We work on Machine Learning techniques for Quantum Physics, in particular we are developing Neural Quantum States Variational Monte Carlo approaches. We are a team of researchers based in Paris, working between Ecole Polytechnique and College de France.
We are the main contributors behind NetKet, but we also develop additional codes that do not make their way into NetKet directly.
You can find here some of our public works
- NQXPack : A simple way to save and load flax-based NN models.
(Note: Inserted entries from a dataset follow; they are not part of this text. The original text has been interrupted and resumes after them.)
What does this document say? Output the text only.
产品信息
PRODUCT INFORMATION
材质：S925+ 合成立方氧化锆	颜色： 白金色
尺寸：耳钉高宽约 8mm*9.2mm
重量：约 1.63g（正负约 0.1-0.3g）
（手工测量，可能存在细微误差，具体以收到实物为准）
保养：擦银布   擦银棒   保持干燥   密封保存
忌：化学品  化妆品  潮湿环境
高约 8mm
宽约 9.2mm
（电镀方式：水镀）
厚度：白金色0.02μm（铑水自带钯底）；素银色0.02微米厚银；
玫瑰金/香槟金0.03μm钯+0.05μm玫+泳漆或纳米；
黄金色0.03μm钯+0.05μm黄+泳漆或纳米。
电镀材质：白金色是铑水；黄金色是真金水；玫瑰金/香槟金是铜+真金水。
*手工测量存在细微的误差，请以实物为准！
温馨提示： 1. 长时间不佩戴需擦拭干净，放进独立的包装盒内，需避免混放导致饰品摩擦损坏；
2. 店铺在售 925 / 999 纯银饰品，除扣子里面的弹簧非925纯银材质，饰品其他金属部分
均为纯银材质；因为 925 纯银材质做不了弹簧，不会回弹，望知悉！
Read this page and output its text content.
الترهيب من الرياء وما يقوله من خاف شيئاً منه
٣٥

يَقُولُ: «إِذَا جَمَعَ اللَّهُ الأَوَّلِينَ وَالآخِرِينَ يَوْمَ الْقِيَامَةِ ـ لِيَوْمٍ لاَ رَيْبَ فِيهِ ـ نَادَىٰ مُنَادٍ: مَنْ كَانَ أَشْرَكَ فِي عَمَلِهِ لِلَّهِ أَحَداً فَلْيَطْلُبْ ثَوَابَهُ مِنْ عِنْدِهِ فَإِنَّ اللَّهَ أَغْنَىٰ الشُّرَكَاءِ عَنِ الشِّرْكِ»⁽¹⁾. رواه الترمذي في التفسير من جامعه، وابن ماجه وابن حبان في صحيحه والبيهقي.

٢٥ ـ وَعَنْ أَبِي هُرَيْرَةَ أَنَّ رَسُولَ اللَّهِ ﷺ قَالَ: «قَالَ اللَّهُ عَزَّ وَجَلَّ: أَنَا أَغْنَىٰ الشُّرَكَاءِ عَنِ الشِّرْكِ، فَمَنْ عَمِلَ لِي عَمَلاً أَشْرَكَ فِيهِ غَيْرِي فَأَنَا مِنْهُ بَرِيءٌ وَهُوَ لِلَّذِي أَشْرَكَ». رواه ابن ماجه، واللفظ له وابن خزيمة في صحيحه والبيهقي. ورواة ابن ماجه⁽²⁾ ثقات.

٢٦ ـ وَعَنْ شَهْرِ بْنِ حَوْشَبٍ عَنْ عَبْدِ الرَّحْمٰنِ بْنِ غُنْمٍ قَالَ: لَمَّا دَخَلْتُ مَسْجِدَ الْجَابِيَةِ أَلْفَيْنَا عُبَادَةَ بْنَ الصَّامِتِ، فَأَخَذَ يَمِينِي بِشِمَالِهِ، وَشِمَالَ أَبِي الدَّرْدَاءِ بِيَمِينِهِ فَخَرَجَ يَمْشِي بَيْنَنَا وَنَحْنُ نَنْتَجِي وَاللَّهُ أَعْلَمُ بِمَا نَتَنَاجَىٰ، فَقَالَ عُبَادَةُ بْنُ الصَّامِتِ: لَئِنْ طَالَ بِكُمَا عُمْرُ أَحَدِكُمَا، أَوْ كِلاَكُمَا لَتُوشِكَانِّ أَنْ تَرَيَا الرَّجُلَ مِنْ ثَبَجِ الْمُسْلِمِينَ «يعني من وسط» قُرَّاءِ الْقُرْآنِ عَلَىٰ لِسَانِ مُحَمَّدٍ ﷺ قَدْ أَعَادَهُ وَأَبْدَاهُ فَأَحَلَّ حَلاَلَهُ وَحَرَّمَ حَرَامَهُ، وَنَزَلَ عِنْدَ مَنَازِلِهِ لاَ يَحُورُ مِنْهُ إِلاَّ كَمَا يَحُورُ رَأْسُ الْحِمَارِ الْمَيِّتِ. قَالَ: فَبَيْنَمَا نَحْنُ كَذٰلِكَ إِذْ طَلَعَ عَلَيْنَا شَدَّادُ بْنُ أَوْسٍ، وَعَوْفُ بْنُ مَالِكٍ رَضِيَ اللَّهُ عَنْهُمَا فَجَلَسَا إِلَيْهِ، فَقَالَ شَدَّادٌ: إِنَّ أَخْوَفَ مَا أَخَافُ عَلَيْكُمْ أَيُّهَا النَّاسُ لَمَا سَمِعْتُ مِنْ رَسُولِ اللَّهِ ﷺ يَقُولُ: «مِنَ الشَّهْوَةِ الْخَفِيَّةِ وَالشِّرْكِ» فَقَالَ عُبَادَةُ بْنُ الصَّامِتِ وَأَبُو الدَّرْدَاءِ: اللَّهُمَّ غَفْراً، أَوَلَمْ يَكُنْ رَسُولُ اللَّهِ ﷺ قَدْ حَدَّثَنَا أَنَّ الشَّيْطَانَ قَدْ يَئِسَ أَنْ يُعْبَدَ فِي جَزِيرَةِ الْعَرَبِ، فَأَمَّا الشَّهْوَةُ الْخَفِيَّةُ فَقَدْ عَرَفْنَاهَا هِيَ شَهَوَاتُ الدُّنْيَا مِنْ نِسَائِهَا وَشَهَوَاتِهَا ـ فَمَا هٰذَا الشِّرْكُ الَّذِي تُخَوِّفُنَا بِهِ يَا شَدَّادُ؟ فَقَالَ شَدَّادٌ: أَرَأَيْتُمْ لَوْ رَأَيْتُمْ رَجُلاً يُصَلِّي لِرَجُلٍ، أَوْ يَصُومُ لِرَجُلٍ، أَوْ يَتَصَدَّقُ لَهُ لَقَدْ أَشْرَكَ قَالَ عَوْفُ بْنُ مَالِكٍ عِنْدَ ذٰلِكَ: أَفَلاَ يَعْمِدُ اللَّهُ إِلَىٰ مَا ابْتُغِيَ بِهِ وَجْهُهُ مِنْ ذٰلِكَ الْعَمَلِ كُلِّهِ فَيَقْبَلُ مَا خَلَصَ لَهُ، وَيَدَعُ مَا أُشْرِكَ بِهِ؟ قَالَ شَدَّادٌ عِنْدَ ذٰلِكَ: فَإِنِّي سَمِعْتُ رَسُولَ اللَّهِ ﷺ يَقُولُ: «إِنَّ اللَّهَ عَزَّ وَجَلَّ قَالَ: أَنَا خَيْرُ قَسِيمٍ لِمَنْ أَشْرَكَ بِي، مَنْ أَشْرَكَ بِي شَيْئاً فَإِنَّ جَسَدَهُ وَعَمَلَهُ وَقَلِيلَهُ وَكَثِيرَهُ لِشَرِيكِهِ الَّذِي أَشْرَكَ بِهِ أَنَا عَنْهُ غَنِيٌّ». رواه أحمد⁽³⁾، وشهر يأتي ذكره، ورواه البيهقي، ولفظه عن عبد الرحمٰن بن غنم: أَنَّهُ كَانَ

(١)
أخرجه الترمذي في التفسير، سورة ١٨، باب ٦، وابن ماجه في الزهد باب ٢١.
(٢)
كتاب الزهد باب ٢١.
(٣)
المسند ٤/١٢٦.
It provides an easy to use solution to save and load NetKet's variational states.
- Neural Quantum States for the Body-Centered Cubic Lattice : Study of large 3D lattice Spin Models with NQS.
- Hybrid Classical-Quantum Spectra : A classical/quantum hybrid algorithm to combine Variational Monte Carlo methods with Quantum Computers to estimate Green's Functions.
- Importance Sampling for Neural Quantum States : How to converge better and faster by sampling elsewhere.
- PTVMC Systematic Study : State-of-the-art implementation of Infidelity optimization for NetKet, as well as infidelity-based dynamics, with autotuning of hyperparameters.
- ConvNext NNQS : Repository accompanying the article "Design principles of deep translationally-symmetric neural quantum states for frustrated magnets", implementing a ConvNext-based NQS in Flax.